Responding to the first question put to the participants by moderator Gulraiz Khan about their experience of creating art in public space, artist and head of the department of visual studies, University of Karachi, Durriya Kazi said in 1994 she arranged a moving art gallery which travelled across the country. She said the idea grew out of discussions with students that why art galleries were centred on a specific area despite the fact that we were a people with a strong tradition of visual art, craft and poetry. She said it was a conundrum.

She said they looked around various sites and selected a truck because it used paint, brush and images that an artist would. She said it was converted into an art gallery and both students and established artists worked on it. She said it went to all over Pakistan because they thought people would respond. She said contrary to the notion that the concept was about truck art, it was actually about the audiences. She said it was an interesting exercise. She said the moment the artists started to get a response, they found a common language.

Artist Shahana Rajani said her art practice emerged by working in public spaces. She said after coming back from college, she joined the Karachi School of Art as curator. She said the experience of working in a gallery for one and a half years resulted in the compulsion to move away from it. She said she quit and moved towards public spaces. She said the phrase public space was a fluid one because a public space brought people together to engage in critical debate and discussion.

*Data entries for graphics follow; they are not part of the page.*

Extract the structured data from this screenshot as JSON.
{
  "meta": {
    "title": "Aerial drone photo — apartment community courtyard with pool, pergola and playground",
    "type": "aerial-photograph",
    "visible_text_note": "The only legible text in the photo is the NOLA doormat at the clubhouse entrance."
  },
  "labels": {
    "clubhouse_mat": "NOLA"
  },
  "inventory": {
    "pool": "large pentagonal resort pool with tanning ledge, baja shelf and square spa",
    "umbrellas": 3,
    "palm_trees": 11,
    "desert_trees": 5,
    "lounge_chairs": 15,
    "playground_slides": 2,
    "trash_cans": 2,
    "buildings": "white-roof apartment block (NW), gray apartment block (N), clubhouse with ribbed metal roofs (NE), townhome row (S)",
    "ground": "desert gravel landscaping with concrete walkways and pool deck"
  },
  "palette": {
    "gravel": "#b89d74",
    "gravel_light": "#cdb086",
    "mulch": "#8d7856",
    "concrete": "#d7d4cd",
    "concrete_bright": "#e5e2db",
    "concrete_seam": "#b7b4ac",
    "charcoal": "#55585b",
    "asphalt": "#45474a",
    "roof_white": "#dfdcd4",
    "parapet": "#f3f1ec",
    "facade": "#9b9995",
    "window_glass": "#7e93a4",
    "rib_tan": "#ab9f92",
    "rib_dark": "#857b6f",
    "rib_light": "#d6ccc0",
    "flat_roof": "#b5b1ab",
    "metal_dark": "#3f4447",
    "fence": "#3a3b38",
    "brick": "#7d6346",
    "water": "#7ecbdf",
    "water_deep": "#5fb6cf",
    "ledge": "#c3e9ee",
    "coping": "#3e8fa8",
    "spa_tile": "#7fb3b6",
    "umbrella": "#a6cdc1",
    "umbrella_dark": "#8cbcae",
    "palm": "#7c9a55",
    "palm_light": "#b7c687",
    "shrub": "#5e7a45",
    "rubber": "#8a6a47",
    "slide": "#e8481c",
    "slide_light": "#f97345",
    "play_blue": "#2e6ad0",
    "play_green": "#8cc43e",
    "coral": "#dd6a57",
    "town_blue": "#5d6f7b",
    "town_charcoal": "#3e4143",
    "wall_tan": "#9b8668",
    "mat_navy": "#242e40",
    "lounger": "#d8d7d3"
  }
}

In that context she mentioned working with a German artist on an audio walk project at the Quaid’s mausoleum.

Artist Zahra Malkani said she agreed with Ms Rajani that the definition of pubic space was fluid. She said a lot of work that she’d done in Karachi was collaborative. She said the experience of working in public spaces was haunted by disparities of gender, class and ethnicity. She said those things became heightened when you worked in such spaces.

Sculptor Abdul Jabbar Gull said he used to do public art way before he went to an art college. He said he painted cinema hoardings and did graffiti. He said he knew what public art meant to an ordinary person and to someone related to the field of art. He also talked about a mural that he made at the State Bank.

Replying to the question on the difference between public and private art, Mr Gull said it was hard to differentiate. He said the chaos that he found in Karachi inspired him to create. He said he had been working for the past 25 years and people from all spheres of life visited his studio.

Sharing her experience of working at Frere Hall and her interaction with the public there, Ms Kazi said you (artist) needed to engage with the people.

Ms Rajani said there were perceptions like public spaces had vanished and that there was so much violence in the city. She said the city was 100 per cent alive with all sorts of public spaces.

Ms Malkani said the reclamation narrative was painful because there was this idea that public art was charitable and democratic. She said sometimes it was the opposite as a lot of public art projects got funding.

Mr Gull said you couldn’t get away from the influence of someone if you were being funded by them. He said if you were asked to wear a pair of glasses (chashma) of a certain shade, you would start seeing the world through those glasses. He said: “We have so many chashmas.”